# Octaves, Zouks, Citterns, Tenors and Electrics > CBOM >  Om - unwound  e strings sound  "thin & sibilant&quo

## scgc.om

I've noticed on some OMs that the E string course sounds quite different from the others. #Of course, much of this must be due to the different composition of these strings: #The G, D, & A strings have Phosphorus Bronze #windings that give them a rich, mellow tone, but the E strings are unwound steel, and so have a "thin, sibilant" tone.
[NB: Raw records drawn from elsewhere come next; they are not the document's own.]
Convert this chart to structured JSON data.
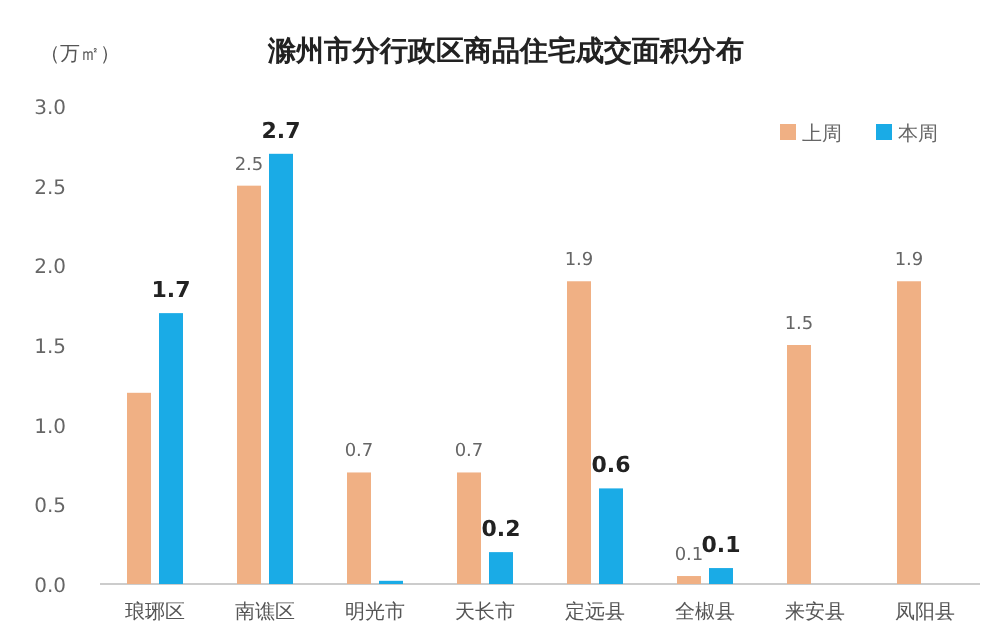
{
  "chart_data": {
    "type": "bar",
    "title": "滁州市分行政区商品住宅成交面积分布",
    "ylabel": "（万㎡）",
    "categories": [
      "琅琊区",
      "南谯区",
      "明光市",
      "天长市",
      "定远县",
      "全椒县",
      "来安县",
      "凤阳县"
    ],
    "series": [
      {
        "name": "上周",
        "color": "#f0b084",
        "values": [
          1.2,
          2.5,
          0.7,
          0.7,
          1.9,
          0.05,
          1.5,
          1.9
        ],
        "value_labels": [
          null,
          "2.5",
          "0.7",
          "0.7",
          "1.9",
          "0.1",
          "1.5",
          "1.9"
        ]
      },
      {
        "name": "本周",
        "color": "#1aabe6",
        "values": [
          1.7,
          2.7,
          0.02,
          0.2,
          0.6,
          0.1,
          null,
          null
        ],
        "value_labels": [
          "1.7",
          "2.7",
          null,
          "0.2",
          "0.6",
          "0.1",
          null,
          null
        ]
      }
    ],
    "ylim": [
      0,
      3
    ],
    "yticks": [
      {
        "value": 0,
        "label": "0.0"
      },
      {
        "value": 0.5,
        "label": "0.5"
      },
      {
        "value": 1,
        "label": "1.0"
      },
      {
        "value": 1.5,
        "label": "1.5"
      },
      {
        "value": 2,
        "label": "2.0"
      },
      {
        "value": 2.5,
        "label": "2.5"
      },
      {
        "value": 3,
        "label": "3.0"
      }
    ],
    "legend": "top right"
  }
}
Am I the only one who doesn't care for this difference? #Can anything be done about it?

----------


## zoukboy

> I've noticed on some OMs that the E string course sounds quite different from the others. Of course, much of this must be due to the different composition of these strings: The G, D, & A strings have Phosphorus Bronze windings that give them a rich, mellow tone, but the E strings are unwound steel, and so have a "thin, sibilant" tone.
> 
> Am I the only one who doesn't care for this difference? Can anything be done about it?


I've sometimes used nickel wound strings on the A course - it seems to bridge the gap in sound between the plain string and the phosphor bronze wound.

Also, I've taken to using D'Addario's brass plated plain steel strings. They sound really nice and mellow. You might like them.

----------